Try to stay with my crazy way of thinking.
The Castile bar was $2.48 and I used 1/4 of the bar, =.62 cents. The borax was .28 cents for 2 ounces and the washing soda was .34 cents for 2 ounces. My math would be $1.24 for the soap portion.
Mr. DD. stated I needed to calculate the cost of the water. So yes, we looked at our water bill and we pay 1.79 for 100 cubic feet of water. There are 748 gallons of water in 100 cubic feet. There are 128 ounces in a gallon of water so that means there is a HUGE amount of ounces of water in 100 cubic feet. So at this point, I asked Mr.
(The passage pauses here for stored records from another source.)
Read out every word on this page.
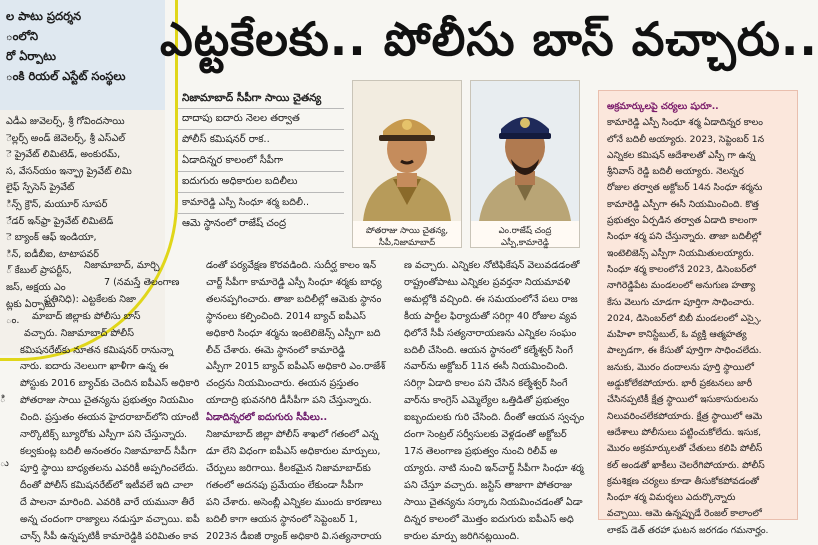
ల పాటు ప్రదర్శన
ంలోని
రో ఏర్పాటు
ంకి రియల్ ఎస్టేట్ సంస్థలు
ఎడీఎ జువెలర్స్, శ్రీ గోవిందసాయి
ెల్లర్స్ అండ్ జెవెలర్స్, శ్రీ ఎస్‌ఎల్
ె ప్రైవేట్ లిమిటెడ్, అంకురమ్,
స, వేసన్‌యం ఇన్ఫ్రా ప్రైవేట్ లిమి
లైఫ్ స్పేసెస్ ప్రైవేట్
ిన్స్ క్రౌన్, మయూర్ సూపర్
ేడర్ ఇన్‌ఫ్రా ప్రైవేట్ లిమిటెడ్
ె బ్యాంక్ ఆఫ్ ఇండియా,
ిన్, ఐడీబీఐ, టాటాపవర్
్ కేబుల్ ప్రాపర్టీస్,
జస్, అక్షయ ఎం
ట్లకు ఏర్పాటు
ం.
ి
ు
ఎట్టకేలకు.. పోలీసు బాస్ వచ్చారు..
నిజామాబాద్ సీపీగా సాయి చైతన్య
దాదాపు ఐదారు నెలల తర్వాత
పోలీస్ కమిషనర్ రాక..
ఏడాదిన్నర కాలంలో సీపీగా
ఐదుగురు అధికారుల బదిలీలు
కామారెడ్డి ఎస్పీ సింధూ శర్మ బదిలీ..
ఆమె స్థానంలో రాజేష్ చంద్ర
పోతరాజు సాయి చైతన్య,
సీపీ,నిజామాబాద్
ఎం.రాజేష్ చంద్ర
ఎస్పీ,కామారెడ్డి
అక్రమార్కులపై చర్యలు షురూ..
కామారెడ్డి ఎస్పీ సింధూ శర్మ ఏడాదిన్నర కాలం
లోనే బదిలీ అయ్యారు. 2023, సెప్టెంబర్ 1న
ఎన్నికల కమిషన్ ఆదేశాలతో ఎస్పీ గా ఉన్న
శ్రీనివాస్ రెడ్డి బదిలీ అయ్యారు. నెలన్నర
రోజుల తర్వాత అక్టోబర్ 14న సింధూ శర్మను
కామారెడ్డి ఎస్పీగా ఈసీ నియమించింది. కొత్త
ప్రభుత్వం ఏర్పడిన తర్వాత ఏడాది కాలంగా
సింధూ శర్మ పని చేస్తున్నారు. తాజా బదిలీల్లో
ఇంటెలిజెన్స్ ఎస్పీగా నియమితులయ్యారు.
సింధూ శర్మ కాలంలోనే 2023, డిసెంబర్‌లో
నాగిరెడ్డిపేట మండలంలో అనుగుణ హత్యా
కేసు వెలుగు చూడగా పూర్తిగా సాధించారు.
2024, డిసెంబర్‌లో బిబీ మండలంలో ఎస్సై,
మహిళా కానిస్టేబుల్, ఓ వ్యక్తి ఆత్మహత్య
పాల్పడగా, ఈ కేసుతో పూర్తిగా సాధించలేదు.
జనుకు, మొరం దందాలను పూర్తి స్థాయిలో
అడ్డుకోలేకపోయారు. భారీ ప్రకటనలు జారీ
చేసినప్పటికీ క్షేత్ర స్థాయిలో ఇసుకాసురులను
నిలువరించలేకపోయారు. క్షేత్ర స్థాయిలో ఆమె
ఆదేశాలు పోలీసులు పట్టించుకోలేదు. ఇసుక,
మొరం అక్రమార్కులతో చేతులు కలిపి పోలీస్
కల్ అండతో ఖాకీలు చెలరేగిపోయారు. పోలీస్
క్రమశిక్షణ చర్యలు కూడా తీసుకోకపోవడంతో
సింధూ శర్మ విమర్శలు ఎదుర్కొన్నారు
వచ్చాయి. ఆమె ఉన్నప్పుడే రెంజల్ కాలాంలో
లాకప్ డెత్ తరహా ఘటన జరగడం గమనార్హం.
నిజామాబాద్, మార్చి
7 (నమస్తే తెలంగాణ
ప్రతినిధి): ఎట్టకేలకు నిజా
మాబాద్ జిల్లాకు పోలీసు బాస్
వచ్చారు. నిజామాబాద్ పోలీస్
కమిషనరేట్‌కు నూతన కమిషనర్ రానున్నా
నారు. ఐదారు నెలలుగా ఖాళీగా ఉన్న ఈ
పోస్టుకు 2016 బ్యాచ్‌కు చెందిన ఐపీఎస్ అధికారి
పోతరాజు సాయి చైతన్యను ప్రభుత్వం నియమిం
చింది. ప్రస్తుతం ఈయన హైదరాబాద్‌లోని యాంటీ
నార్కొటిక్స్ బ్యూరోకు ఎస్పీగా పని చేస్తున్నారు.
కల్వకుంట్ల బదిలీ అనంతరం నిజామాబాద్ సీపీగా
పూర్తి స్థాయి బాధ్యతలను ఎవరికీ అప్పగించలేదు.
దీంతో పోలీస్ కమిషనరేట్‌లో ఇటీవలే ఇది చాలా
దే పాలనా మారింది. ఎవరికి వారే యమునా తీరే
అన్న చందంగా రాజ్యాలు నడుస్తూ వచ్చాయి. ఐపీ
చాన్స్ సీపీ ఉన్నప్పటికీ కామారెడ్డికి పరిమితం కావ
డంతో పర్యవేక్షణ కొరవడింది. సుదీర్ఘ కాలం ఇన్
చార్జ్ సీపీగా కామారెడ్డి ఎస్పీ సింధూ శర్మకు బాధ్య
తలనప్పగించారు. తాజా బదిలీల్లో ఆమెకు స్థానం
స్థానంలు కల్పించింది. 2014 బ్యాచ్ ఐపీఎస్
అధికారి సింధూ శర్మను ఇంటెలిజెన్స్ ఎస్పీగా బది
లీచ్ చేశారు. ఈమె స్థానంలో కామారెడ్డి
ఎస్పీగా 2015 బ్యాచ్ ఐపీఎస్ అధికారి ఎం.రాజేశ్
చంద్రను నియమించారు. ఈయన ప్రస్తుతం
యాదాద్రి భువనగిరి డీసీపీగా పని చేస్తున్నారు.
ఏడాదిన్నరలో ఐదుగురు సీపీలు..
నిజామాబాద్ జిల్లా పోలీస్ శాఖలో గతంలో ఎన్న
డూ లేని విధంగా ఐపీఎస్ అధికారుల మార్పులు,
చేర్పులు జరిగాయి. కీలకమైన నిజామాబాద్‌కు
గతంలో అదనపు ప్రమేయం లేకుండా సీపీగా
పని చేశారు. అసెంబ్లీ ఎన్నికల ముందు కారణాలు
బదిలీ కాగా ఆయన స్థానంలో సెప్టెంబర్ 1,
2023న డీఐజీ ర్యాంక్ అధికారి వి.సత్యనారాయ
ణ వచ్చారు. ఎన్నికల నోటిఫికేషన్ వెలువడడంతో
రాష్ట్రంతోపాటు ఎన్నికల ప్రవర్తనా నియమావళి
అమల్లోకి వచ్చింది. ఈ సమయంలోనే పలు రాజ
కీయ పార్టీల ఫిర్యాదుతో సరిగ్గా 40 రోజుల వ్యవ
ధిలోనే సీపీ సత్యనారాయణను ఎన్నికల సంఘం
బదిలీ చేసింది. ఆయన స్థానంలో కల్మేశ్వర్ సింగే
నవార్‌ను అక్టోబర్ 11న ఈసీ నియమించింది.
సరిగ్గా ఏడాది కాలం పని చేసిన కల్మేశ్వర్ సింగే
వార్‌ను కాంగ్రెస్ ఎమ్మెల్యేల ఒత్తిడితో ప్రభుత్వం
ఐబ్బందులకు గురి చేసింది. దీంతో ఆయన స్వచ్ఛం
దంగా సెంట్రల్ సర్వీసులకు వెళ్లడంతో అక్టోబర్
17న తెలంగాణ ప్రభుత్వం నుంచి రిలీవ్ అ
య్యారు. నాటి నుంచి ఇన్‌చార్జ్ సీపీగా సింధూ శర్మ
పని చేస్తూ వచ్చారు. జస్టిస్ తాజాగా పోతరాజు
సాయి చైతన్యను సర్కారు నియమించడంతో ఏడా
దిన్నర కాలంలో మొత్తం ఐదుగురు ఐపీఎస్ అధి
కారుల మార్పు జరిగినట్లయింది.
DD if I could just add a penny on my amount and call it good.
Yes, we really had this crazy conversation and yes, he really went and pulled out our water bill to see how much we pay. Thank goodness for the ability to Google these crazy questions and to be able to convert measurements. Where would we be without the internet?
I make 176 ounces of laundry detergent for $1.25. I priced Arm & Hammer 210 ounces for $9.98 at my local Sam’s club.
UPDATE 2021: I now use organic soap flakes which cost more than castile so my new cost is $2.65 for 150 ounces
OK, so if you are still with me, the answer is YES, it is very cost-effective to make your own. Not to mention you are not buying another plastic container each time you make your own, that is helping my house be a little greener.
Here is my homemade fabric softener recipe.
Saving the Environment
Some of you may be more interested in saving the plastic from going to landfills. I have calculated that I have saved 28 large(150 ounces) plastic laundry soap bottles from going to the landfill. If I do 6 loads of laundry a week using 2 ounces of laundry soap in each load. I would be using 4 large bottles in a year. Over the 7 years I have been making my own detergent would be 28 bottles.
Did you know it takes 500-1000 years for heavy duty plastic laundry soap bottles to break down in the environment?
No matter your reason for making your own laundry detergent, you need to try this recipe.